Fin juillet 2022, la ministre flamande de la Mobilité (Lydia Peeters, Open-VLD) annonçait qu’une option de réaménagement avait été retenue quant au ring nord [1]. Une partie du tronçon concerné sera élargie entre l’échangeur R0/E40 (vers Ostende) et l’A12 (dite autoroute d’Anvers) et une autre, dans la zone de Zaventem, dédoublée juste avant l’échangeur R0/E40 (vers Liège). Alors qu’en juillet 2021 le gouvernement bruxellois s’était fendu d’un communiqué très critique envers les trois options d’aménagement en lice et la méthodologie retenue [2], il n’a cette fois pas réagi de manière collégiale.

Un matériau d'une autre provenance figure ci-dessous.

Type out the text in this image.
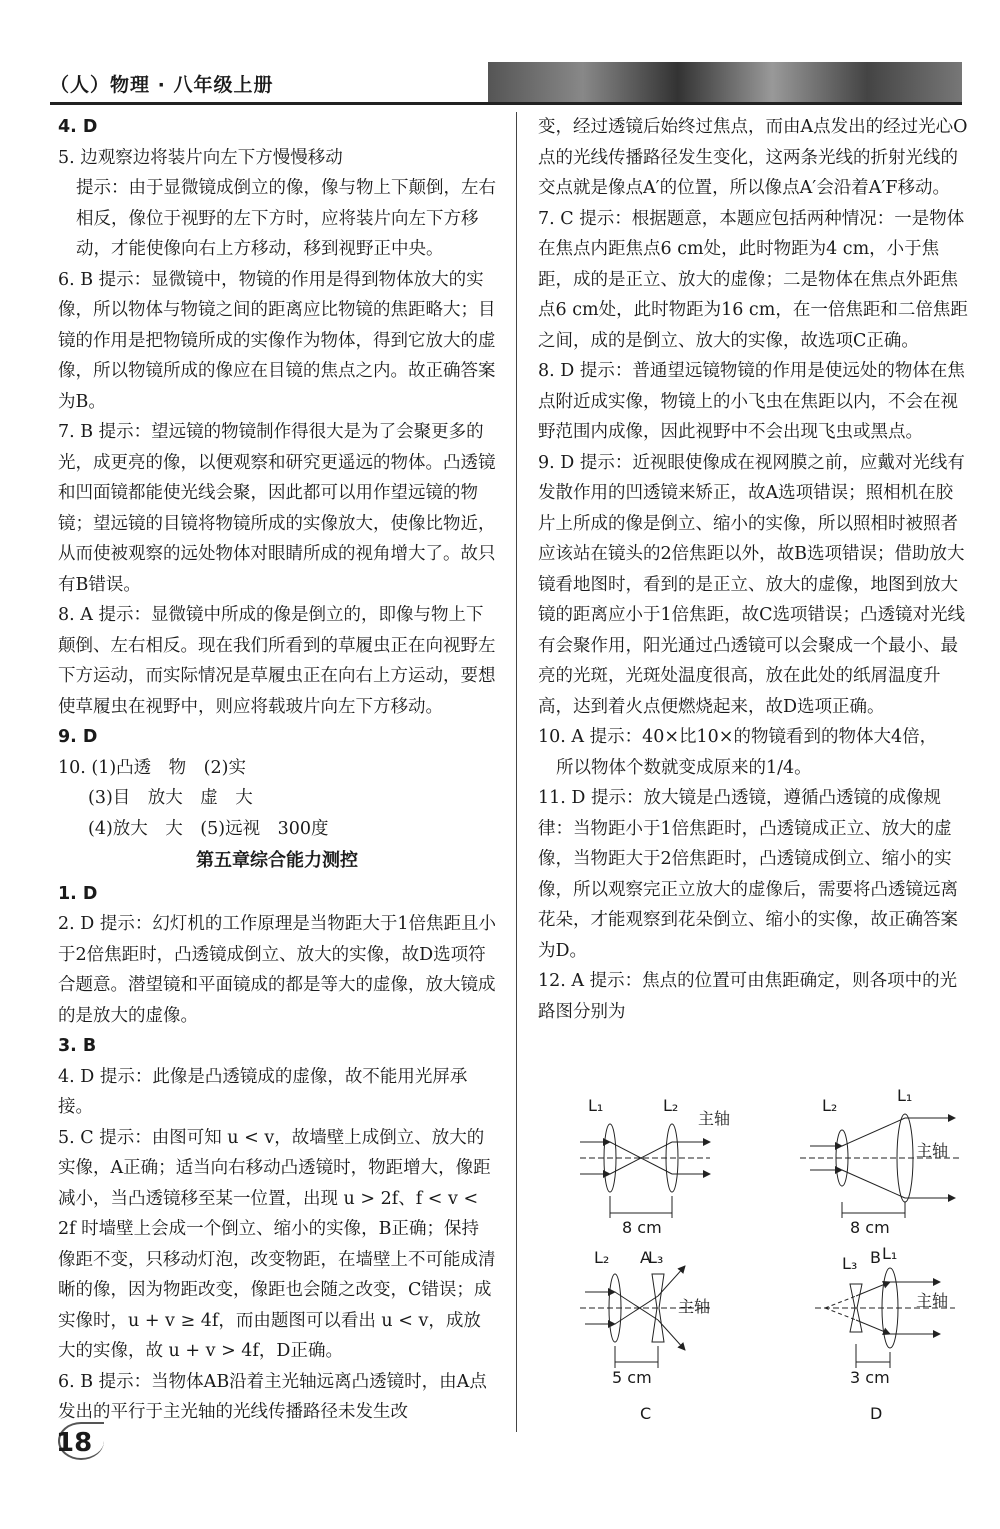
（人）物理 · 八年级上册

4. D

5. 边观察边将装片向左下方慢慢移动

提示：由于显微镜成倒立的像，像与物上下颠倒，左右相反，像位于视野的左下方时，应将装片向左下方移动，才能使像向右上方移动，移到视野正中央。

6. B 提示：显微镜中，物镜的作用是得到物体放大的实像，所以物体与物镜之间的距离应比物镜的焦距略大；目镜的作用是把物镜所成的实像作为物体，得到它放大的虚像，所以物镜所成的像应在目镜的焦点之内。故正确答案为B。

7. B 提示：望远镜的物镜制作得很大是为了会聚更多的光，成更亮的像，以便观察和研究更遥远的物体。凸透镜和凹面镜都能使光线会聚，因此都可以用作望远镜的物镜；望远镜的目镜将物镜所成的实像放大，使像比物近，从而使被观察的远处物体对眼睛所成的视角增大了。故只有B错误。

8. A 提示：显微镜中所成的像是倒立的，即像与物上下颠倒、左右相反。现在我们所看到的草履虫正在向视野左下方运动，而实际情况是草履虫正在向右上方运动，要想使草履虫在视野中，则应将载玻片向左下方移动。

9. D

10. (1)凸透　物　(2)实

(3)目　放大　虚　大

(4)放大　大　(5)远视　300度

第五章综合能力测控

1. D

2. D 提示：幻灯机的工作原理是当物距大于1倍焦距且小于2倍焦距时，凸透镜成倒立、放大的实像，故D选项符合题意。潜望镜和平面镜成的都是等大的虚像，放大镜成的是放大的虚像。

3. B

4. D 提示：此像是凸透镜成的虚像，故不能用光屏承接。

5. C 提示：由图可知 u < v，故墙壁上成倒立、放大的实像，A正确；适当向右移动凸透镜时，物距增大，像距减小，当凸透镜移至某一位置，出现 u > 2f、f < v < 2f 时墙壁上会成一个倒立、缩小的实像，B正确；保持像距不变，只移动灯泡，改变物距，在墙壁上不可能成清晰的像，因为物距改变，像距也会随之改变，C错误；成实像时，u + v ≥ 4f，而由题图可以看出 u < v，成放大的实像，故 u + v > 4f，D正确。

6. B 提示：当物体AB沿着主光轴远离凸透镜时，由A点发出的平行于主光轴的光线传播路径未发生改

变，经过透镜后始终过焦点，而由A点发出的经过光心O点的光线传播路径发生变化，这两条光线的折射光线的交点就是像点A′的位置，所以像点A′会沿着A′F移动。

7. C 提示：根据题意，本题应包括两种情况：一是物体在焦点内距焦点6 cm处，此时物距为4 cm，小于焦距，成的是正立、放大的虚像；二是物体在焦点外距焦点6 cm处，此时物距为16 cm，在一倍焦距和二倍焦距之间，成的是倒立、放大的实像，故选项C正确。

8. D 提示：普通望远镜物镜的作用是使远处的物体在焦点附近成实像，物镜上的小飞虫在焦距以内，不会在视野范围内成像，因此视野中不会出现飞虫或黑点。

9. D 提示：近视眼使像成在视网膜之前，应戴对光线有发散作用的凹透镜来矫正，故A选项错误；照相机在胶片上所成的像是倒立、缩小的实像，所以照相时被照者应该站在镜头的2倍焦距以外，故B选项错误；借助放大镜看地图时，看到的是正立、放大的虚像，地图到放大镜的距离应小于1倍焦距，故C选项错误；凸透镜对光线有会聚作用，阳光通过凸透镜可以会聚成一个最小、最亮的光斑，光斑处温度很高，放在此处的纸屑温度升高，达到着火点便燃烧起来，故D选项正确。

10. A 提示：40×比10×的物镜看到的物体大4倍，

所以物体个数就变成原来的1/4。

11. D 提示：放大镜是凸透镜，遵循凸透镜的成像规律：当物距小于1倍焦距时，凸透镜成正立、放大的虚像，当物距大于2倍焦距时，凸透镜成倒立、缩小的实像，所以观察完正立放大的虚像后，需要将凸透镜远离花朵，才能观察到花朵倒立、缩小的实像，故正确答案为D。

12. A 提示：焦点的位置可由焦距确定，则各项中的光路图分别为

L₁	L₂
主轴
8 cm
A
L₂
L₁
主轴
8 cm
B
L₂ L₃
主轴
5 cm
C
L₃
L₁
主轴
3 cm
D
18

Retour sur un projet quasi vingtenaire
Cet élargissement, certes partiel, n’est pas une surprise. D’une part, la décision formelle d’intervenir sur le R0, qui date d’un conseil des ministres tenu en 2013, évoque explicitement un élargissement. D’autre part, parmi les trois alternatives encore en lice avant l’annonce de la ministre, même l’option qualifiée de « light » prévoyait par endroit une bande de circulation supplémentaire.
Si l’objectif des travaux a été formalisé il y a une dizaine d’années, l’intention de réaménager le R0, elle, est plus ancienne. C’est en effet suite au départ de DHL de Zaventem, en 2004, qu’un plan visant à améliorer l’accessibilité de l’aéroport est élaboré. Un plan qui, de facto, implique des changements au niveau du R0 qui dessert Bruxelles-National. Pour cette zone, le choix a été fait de dédoubler le ring afin de scinder les flux locaux des flux de transit.
Bien que les discours officiels se focalisent sur le transport des personnes, la scission des flux au niveau de l’aéroport (et l’élargissement du côté de l’autoroute menant vers Gand et Ostende) répond évidemment au souhait de fluidifier le fret routier. Partie intégrante des réseaux transeuropéens de transport, le ring nord constitue un maillon essentiel au sein du « triangle Bruxelles-AnversGand [qui] structure l’activité logistique et de transport de marchandises en Belgique [3] ». L’élargissement du R0, censé améliorer la fluidité du trafic, répond ainsi à l’intention de soutenir la croissance des activités logistiques, qui pèsent pour près de 10 % dans le PIB flamand [4].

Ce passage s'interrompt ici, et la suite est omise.